Production de connaissances scientifiques dans la conception

Les démarches de conception, sources de renouvellement des connaissances scientifiques dans le champ de l’agroécologie

L’innovation est devenue une priorité dans l’orientation stratégique de nombreux instituts de recherche agronomique, mais celle-ci reste implicitement présentée comme une conséquence de la production de connaissances scientifiques, comme ce qui découle de la valorisation de connaissances existantes. Une étude de 9 projets de recherche, mobilisant des démarches de conception et aboutissant à une innovation, nous amène à montrer que des connaissances scientifiques, souvent originales, sont bien produites tout au long de la conception

Pour de nombreux instituts de recherche agronomique, l’« innovation » est devenue un enjeu clé de l’orientation stratégique, notamment pour faire face aux défis posés à l’agriculture par les nouvelles attentes sociétales et les performances multiples visées (agronomiques, économiques, sociales, environnementales).
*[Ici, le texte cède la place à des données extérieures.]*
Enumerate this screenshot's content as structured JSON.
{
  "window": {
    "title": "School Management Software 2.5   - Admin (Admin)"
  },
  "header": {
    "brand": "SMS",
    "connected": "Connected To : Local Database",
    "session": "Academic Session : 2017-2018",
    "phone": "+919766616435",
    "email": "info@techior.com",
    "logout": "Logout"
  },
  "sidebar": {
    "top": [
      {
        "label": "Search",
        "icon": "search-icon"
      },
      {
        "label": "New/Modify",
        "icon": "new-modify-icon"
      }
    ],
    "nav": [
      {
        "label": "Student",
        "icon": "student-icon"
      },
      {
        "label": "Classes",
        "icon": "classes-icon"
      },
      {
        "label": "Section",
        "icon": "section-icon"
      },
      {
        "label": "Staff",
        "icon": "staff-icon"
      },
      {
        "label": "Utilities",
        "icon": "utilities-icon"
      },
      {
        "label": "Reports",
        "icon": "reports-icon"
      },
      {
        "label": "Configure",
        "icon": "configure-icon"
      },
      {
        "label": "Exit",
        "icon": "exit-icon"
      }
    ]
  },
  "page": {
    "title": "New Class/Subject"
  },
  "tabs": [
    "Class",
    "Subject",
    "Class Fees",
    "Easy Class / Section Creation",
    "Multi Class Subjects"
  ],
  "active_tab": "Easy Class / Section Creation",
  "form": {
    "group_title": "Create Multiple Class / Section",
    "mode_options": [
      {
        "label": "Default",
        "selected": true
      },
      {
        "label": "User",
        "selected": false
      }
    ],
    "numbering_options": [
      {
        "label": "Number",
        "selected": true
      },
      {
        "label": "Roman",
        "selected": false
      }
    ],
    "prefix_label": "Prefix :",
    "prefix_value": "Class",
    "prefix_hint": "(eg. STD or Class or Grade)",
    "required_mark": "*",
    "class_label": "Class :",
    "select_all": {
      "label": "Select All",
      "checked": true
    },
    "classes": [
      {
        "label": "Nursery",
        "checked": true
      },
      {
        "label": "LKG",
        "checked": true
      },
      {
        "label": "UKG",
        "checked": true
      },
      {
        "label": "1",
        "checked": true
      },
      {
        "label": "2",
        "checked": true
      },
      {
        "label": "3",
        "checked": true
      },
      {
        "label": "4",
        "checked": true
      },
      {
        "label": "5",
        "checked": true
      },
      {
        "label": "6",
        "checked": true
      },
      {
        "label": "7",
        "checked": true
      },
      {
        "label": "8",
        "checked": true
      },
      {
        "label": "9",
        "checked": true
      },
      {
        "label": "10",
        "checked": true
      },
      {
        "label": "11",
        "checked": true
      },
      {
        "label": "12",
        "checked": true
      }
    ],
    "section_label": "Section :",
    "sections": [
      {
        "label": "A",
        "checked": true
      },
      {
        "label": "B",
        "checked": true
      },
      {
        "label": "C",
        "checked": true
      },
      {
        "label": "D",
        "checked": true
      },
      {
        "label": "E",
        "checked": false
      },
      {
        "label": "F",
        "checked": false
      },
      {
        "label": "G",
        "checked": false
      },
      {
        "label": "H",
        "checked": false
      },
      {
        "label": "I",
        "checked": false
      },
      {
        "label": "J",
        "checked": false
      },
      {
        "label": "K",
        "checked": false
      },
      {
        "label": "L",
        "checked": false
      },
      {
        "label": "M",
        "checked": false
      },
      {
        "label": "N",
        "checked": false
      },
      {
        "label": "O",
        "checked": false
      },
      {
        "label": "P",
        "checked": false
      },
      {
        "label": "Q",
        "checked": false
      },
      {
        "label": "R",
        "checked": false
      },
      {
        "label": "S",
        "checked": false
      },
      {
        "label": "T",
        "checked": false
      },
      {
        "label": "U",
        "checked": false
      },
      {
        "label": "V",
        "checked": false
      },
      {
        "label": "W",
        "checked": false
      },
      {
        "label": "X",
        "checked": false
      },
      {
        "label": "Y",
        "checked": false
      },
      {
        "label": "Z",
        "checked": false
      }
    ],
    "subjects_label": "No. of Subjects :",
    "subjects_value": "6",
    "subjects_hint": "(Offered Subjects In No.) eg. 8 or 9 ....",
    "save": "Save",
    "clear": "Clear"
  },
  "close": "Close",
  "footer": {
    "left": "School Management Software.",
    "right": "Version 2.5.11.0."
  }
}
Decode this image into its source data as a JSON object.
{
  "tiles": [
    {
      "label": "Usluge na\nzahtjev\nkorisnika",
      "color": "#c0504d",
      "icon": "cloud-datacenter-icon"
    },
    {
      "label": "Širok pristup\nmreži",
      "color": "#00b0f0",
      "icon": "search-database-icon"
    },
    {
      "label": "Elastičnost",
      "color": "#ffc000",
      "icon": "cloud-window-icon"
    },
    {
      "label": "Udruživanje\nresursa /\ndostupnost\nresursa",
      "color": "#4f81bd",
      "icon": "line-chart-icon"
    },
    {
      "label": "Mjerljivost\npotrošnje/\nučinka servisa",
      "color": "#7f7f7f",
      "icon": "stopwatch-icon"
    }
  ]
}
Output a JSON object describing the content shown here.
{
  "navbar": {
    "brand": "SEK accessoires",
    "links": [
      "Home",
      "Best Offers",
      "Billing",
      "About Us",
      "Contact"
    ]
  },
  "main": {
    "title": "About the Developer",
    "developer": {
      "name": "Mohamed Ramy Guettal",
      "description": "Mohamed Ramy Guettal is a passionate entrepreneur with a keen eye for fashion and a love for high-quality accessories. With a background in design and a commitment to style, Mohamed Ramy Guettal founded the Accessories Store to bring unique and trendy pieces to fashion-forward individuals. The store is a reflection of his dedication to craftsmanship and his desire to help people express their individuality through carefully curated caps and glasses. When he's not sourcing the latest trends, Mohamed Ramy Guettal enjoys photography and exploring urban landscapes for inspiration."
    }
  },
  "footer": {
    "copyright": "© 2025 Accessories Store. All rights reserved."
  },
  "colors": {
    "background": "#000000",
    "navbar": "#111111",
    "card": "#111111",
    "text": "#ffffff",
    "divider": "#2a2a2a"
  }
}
Pourtant, l'accent reste mis sur la production de connaissances en amont, ce qui est conforme à la vision classique de l'« innovation » : un résultat qui découle linéairement de la production et du transfert de connaissances. Nous proposons, bien au contraire, de voir l’innovation dans son processus et d’interroger la manière dont elle transforme la production de connaissances scientifiques. Ainsi, même si les itérations entre la production de connaissances et la définition des problèmes de conception sont mentionnées dans la littérature, peu d'attention a été accordée aux conditions et aux spécificités de la production de connaissances scientifiques sur le fonctionnement des agroécosystèmes pendant et par les processus de conception.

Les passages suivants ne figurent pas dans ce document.